Amanda surmounts a vantage point by drawing on this case to flout the inveterate double standard based on genders, if Doris were a man, could her action be considered differently? Whereas Adam cleaves to the letter of the law, Doris must be punished for her reckless , dangerous action, her gender is irrelevant, both sides are valid discretely, but to beat the drum for the rectification of gender inequality, it is wise and accountable that Amanda's view should prevail because there is urgency at stake.
The ensuing court scenes see the couple cross-examine various witnesses, address to the jury with compassionate persuasion (goosebumps are induced by Hepburn's clinking elocution and cadence since a female lawyer holding court is quite at a premium then), more amusingly, Amanda's frivolous pageant of women who can best the stronger sex, both intellectually and physically, incredibly turns the court into an almost three-ring circus, let alone reducing an exasperating Adam to a laughingstock, as he is single-handedly hoisted by a female weightlifter (Emerson, what a stunt!) in front of the whole court.

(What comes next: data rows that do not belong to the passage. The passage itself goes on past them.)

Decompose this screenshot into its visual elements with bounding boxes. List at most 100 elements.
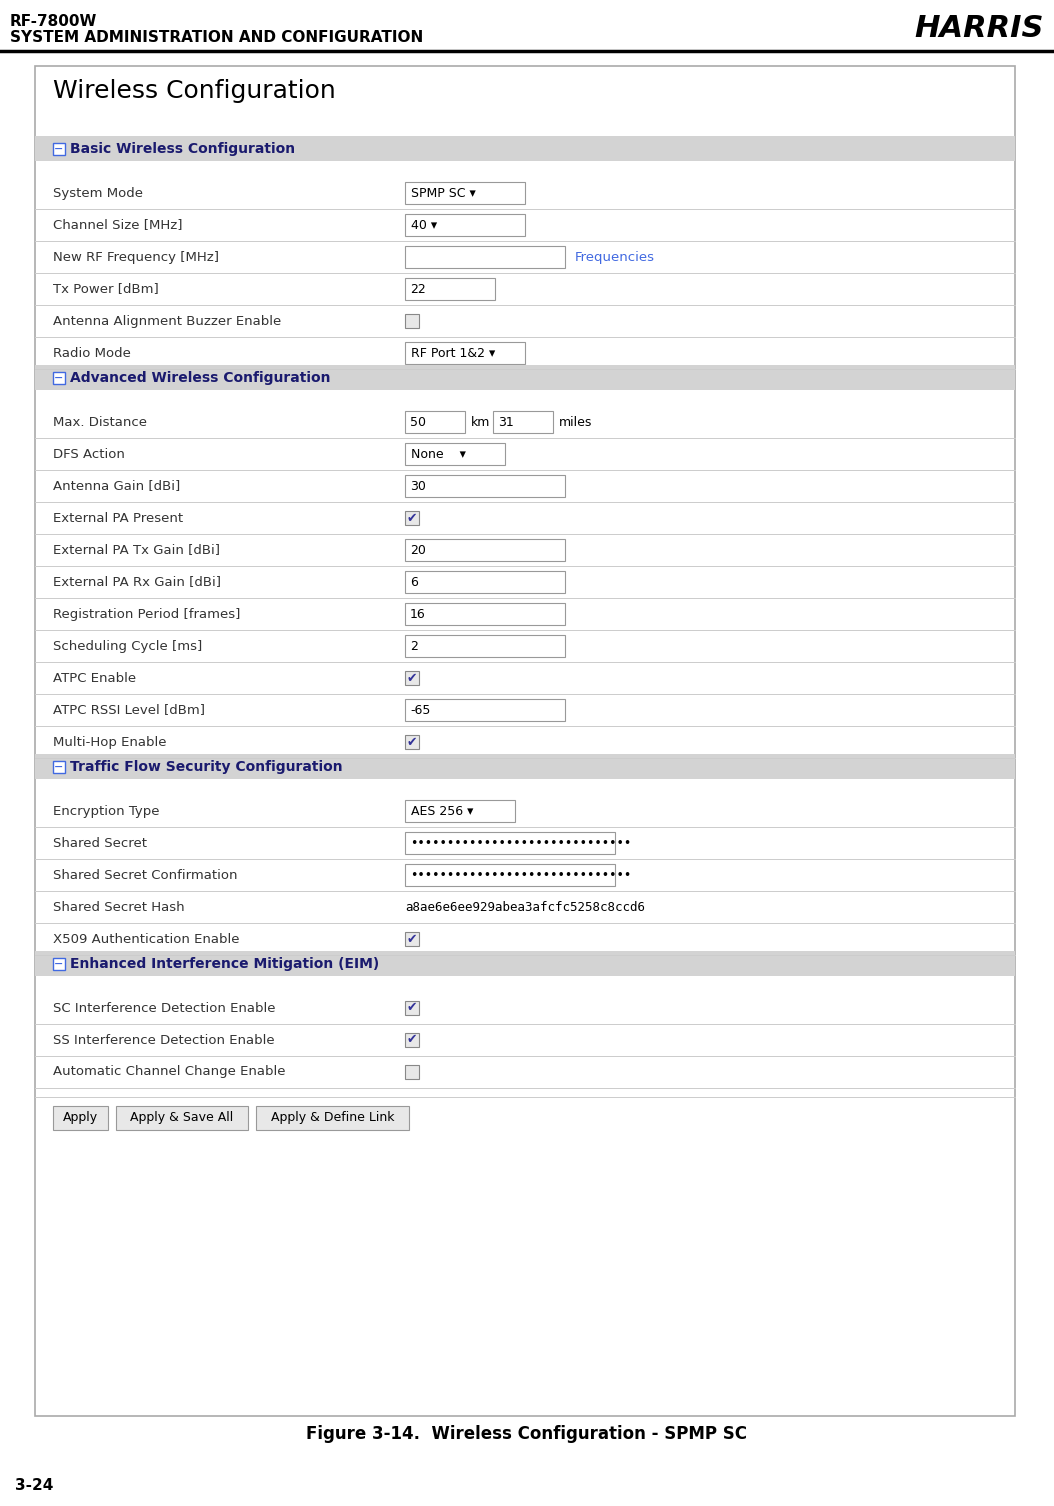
- Text: ✔: ✔: [407, 1033, 417, 1047]
- Text: 3-24: 3-24: [15, 1479, 54, 1494]
- Bar: [405, 539, 565, 562]
- Text: 50: 50: [410, 416, 426, 429]
- Bar: [405, 342, 525, 364]
- Bar: [405, 511, 419, 526]
- Text: ✔: ✔: [407, 735, 417, 748]
- Bar: [35, 364, 1015, 390]
- Text: Radio Mode: Radio Mode: [53, 346, 131, 360]
- Bar: [405, 864, 614, 886]
- Text: ✔: ✔: [407, 1001, 417, 1015]
- Text: Wireless Configuration: Wireless Configuration: [53, 78, 336, 102]
- Text: Scheduling Cycle [ms]: Scheduling Cycle [ms]: [53, 640, 202, 652]
- Text: ••••••••••••••••••••••••••••••: ••••••••••••••••••••••••••••••: [410, 836, 631, 849]
- Text: None    ▾: None ▾: [411, 447, 466, 461]
- Text: External PA Present: External PA Present: [53, 512, 183, 524]
- Text: Traffic Flow Security Configuration: Traffic Flow Security Configuration: [70, 759, 343, 774]
- Bar: [405, 1033, 419, 1047]
- Bar: [405, 699, 565, 721]
- Text: 40 ▾: 40 ▾: [411, 218, 437, 232]
- Text: −: −: [55, 372, 63, 383]
- Text: miles: miles: [559, 416, 592, 429]
- Text: X509 Authentication Enable: X509 Authentication Enable: [53, 932, 239, 946]
- Text: New RF Frequency [MHz]: New RF Frequency [MHz]: [53, 250, 219, 264]
- Text: ••••••••••••••••••••••••••••••: ••••••••••••••••••••••••••••••: [410, 869, 631, 881]
- Bar: [405, 474, 565, 497]
- Text: Apply: Apply: [63, 1110, 98, 1123]
- Text: Encryption Type: Encryption Type: [53, 804, 159, 818]
- Text: Channel Size [MHz]: Channel Size [MHz]: [53, 218, 182, 232]
- Bar: [405, 313, 419, 328]
- Bar: [53, 372, 65, 384]
- Bar: [405, 214, 525, 236]
- Text: Advanced Wireless Configuration: Advanced Wireless Configuration: [70, 370, 331, 384]
- Text: RF Port 1&2 ▾: RF Port 1&2 ▾: [411, 346, 495, 360]
- Text: 22: 22: [410, 283, 426, 295]
- Text: ✔: ✔: [407, 512, 417, 524]
- Text: Frequencies: Frequencies: [575, 250, 655, 264]
- Text: ✔: ✔: [407, 932, 417, 946]
- Text: 6: 6: [410, 575, 417, 589]
- Bar: [405, 411, 465, 434]
- Bar: [53, 1105, 108, 1130]
- Text: ATPC Enable: ATPC Enable: [53, 672, 136, 685]
- Text: Automatic Channel Change Enable: Automatic Channel Change Enable: [53, 1066, 286, 1078]
- Text: Tx Power [dBm]: Tx Power [dBm]: [53, 283, 159, 295]
- Text: −: −: [55, 958, 63, 968]
- Text: Shared Secret Hash: Shared Secret Hash: [53, 901, 184, 914]
- Bar: [405, 182, 525, 203]
- Text: -65: -65: [410, 703, 430, 717]
- Text: Multi-Hop Enable: Multi-Hop Enable: [53, 735, 167, 748]
- Text: HARRIS: HARRIS: [915, 14, 1045, 44]
- Text: Max. Distance: Max. Distance: [53, 416, 147, 429]
- Text: Basic Wireless Configuration: Basic Wireless Configuration: [70, 142, 295, 155]
- Text: −: −: [55, 143, 63, 154]
- Bar: [405, 1065, 419, 1078]
- Text: Registration Period [frames]: Registration Period [frames]: [53, 607, 240, 620]
- Bar: [405, 602, 565, 625]
- Text: Antenna Gain [dBi]: Antenna Gain [dBi]: [53, 479, 180, 492]
- Bar: [0, 0, 1054, 50]
- Bar: [405, 245, 565, 268]
- Text: 31: 31: [497, 416, 513, 429]
- Text: SPMP SC ▾: SPMP SC ▾: [411, 187, 475, 199]
- Text: Antenna Alignment Buzzer Enable: Antenna Alignment Buzzer Enable: [53, 315, 281, 327]
- Bar: [405, 800, 515, 822]
- Text: SYSTEM ADMINISTRATION AND CONFIGURATION: SYSTEM ADMINISTRATION AND CONFIGURATION: [9, 30, 424, 45]
- Text: 20: 20: [410, 544, 426, 557]
- Bar: [405, 443, 505, 465]
- Bar: [35, 950, 1015, 976]
- Text: Enhanced Interference Mitigation (EIM): Enhanced Interference Mitigation (EIM): [70, 956, 379, 970]
- Text: Shared Secret: Shared Secret: [53, 836, 147, 849]
- FancyBboxPatch shape: [35, 66, 1015, 1416]
- Bar: [405, 735, 419, 748]
- Text: System Mode: System Mode: [53, 187, 143, 199]
- Bar: [116, 1105, 248, 1130]
- Bar: [405, 279, 495, 300]
- Text: −: −: [55, 762, 63, 771]
- Bar: [53, 143, 65, 155]
- Bar: [405, 571, 565, 593]
- Text: a8ae6e6ee929abea3afcfc5258c8ccd6: a8ae6e6ee929abea3afcfc5258c8ccd6: [405, 901, 645, 914]
- Text: Shared Secret Confirmation: Shared Secret Confirmation: [53, 869, 237, 881]
- Bar: [405, 831, 614, 854]
- Text: External PA Tx Gain [dBi]: External PA Tx Gain [dBi]: [53, 544, 220, 557]
- Text: RF-7800W: RF-7800W: [9, 14, 97, 29]
- Bar: [405, 636, 565, 657]
- Text: External PA Rx Gain [dBi]: External PA Rx Gain [dBi]: [53, 575, 221, 589]
- Text: DFS Action: DFS Action: [53, 447, 124, 461]
- Text: Figure 3-14.  Wireless Configuration - SPMP SC: Figure 3-14. Wireless Configuration - SP…: [307, 1425, 747, 1443]
- Bar: [256, 1105, 409, 1130]
- Text: km: km: [471, 416, 490, 429]
- Text: AES 256 ▾: AES 256 ▾: [411, 804, 473, 818]
- Bar: [53, 958, 65, 970]
- Text: SS Interference Detection Enable: SS Interference Detection Enable: [53, 1033, 275, 1047]
- Bar: [405, 932, 419, 946]
- Bar: [35, 755, 1015, 779]
- Text: Apply & Define Link: Apply & Define Link: [271, 1110, 394, 1123]
- Text: Apply & Save All: Apply & Save All: [131, 1110, 234, 1123]
- Text: ATPC RSSI Level [dBm]: ATPC RSSI Level [dBm]: [53, 703, 204, 717]
- Text: 30: 30: [410, 479, 426, 492]
- Bar: [405, 1001, 419, 1015]
- Text: SC Interference Detection Enable: SC Interference Detection Enable: [53, 1001, 275, 1015]
- Bar: [35, 136, 1015, 161]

While that far-fetched segment is purely actualized for laughter, the script (co-written by the sui generis Ruth Gordon) sedulously offers validation of Adam's standpoint, Amanda is fighting a worthy cause, but her action also smacks of contempt of court. Finally , when Adam gains an upper hand in exacting a Freudian slip from Amanda in panic, this battle of gender reaches an even-handed truce, and fence-mending is the most natural thing to bring down the curtain.
Alternating the Bonner's diurnal litigation with their nightly domestic activity, Cukor's film engenders more zest and zinger behind the closed door, interposing a scene-stealing David Wayne as a brazen third wheel, the songwriter living across the door, who has the chutzpah to chant Cole Porter's “Farewell, Amanda” to woo the woman, and minutes later, flamboyantly shoot the putdowns to her miffed husband, yet, under the safer hands of Tracy and Hepburn, they quip, spat, smooch, reconcile in a whirlpool of screwball-light tempo, and that final waterworks-turning trick briskly conduces to the leitmotif in question, difference aside, equality reigns.
referential entries: George Stevens' WOMAN OF THE YEAR (1942, 6.6/10); Cukor's BORN YESTERDAY (1950, 7.3/10).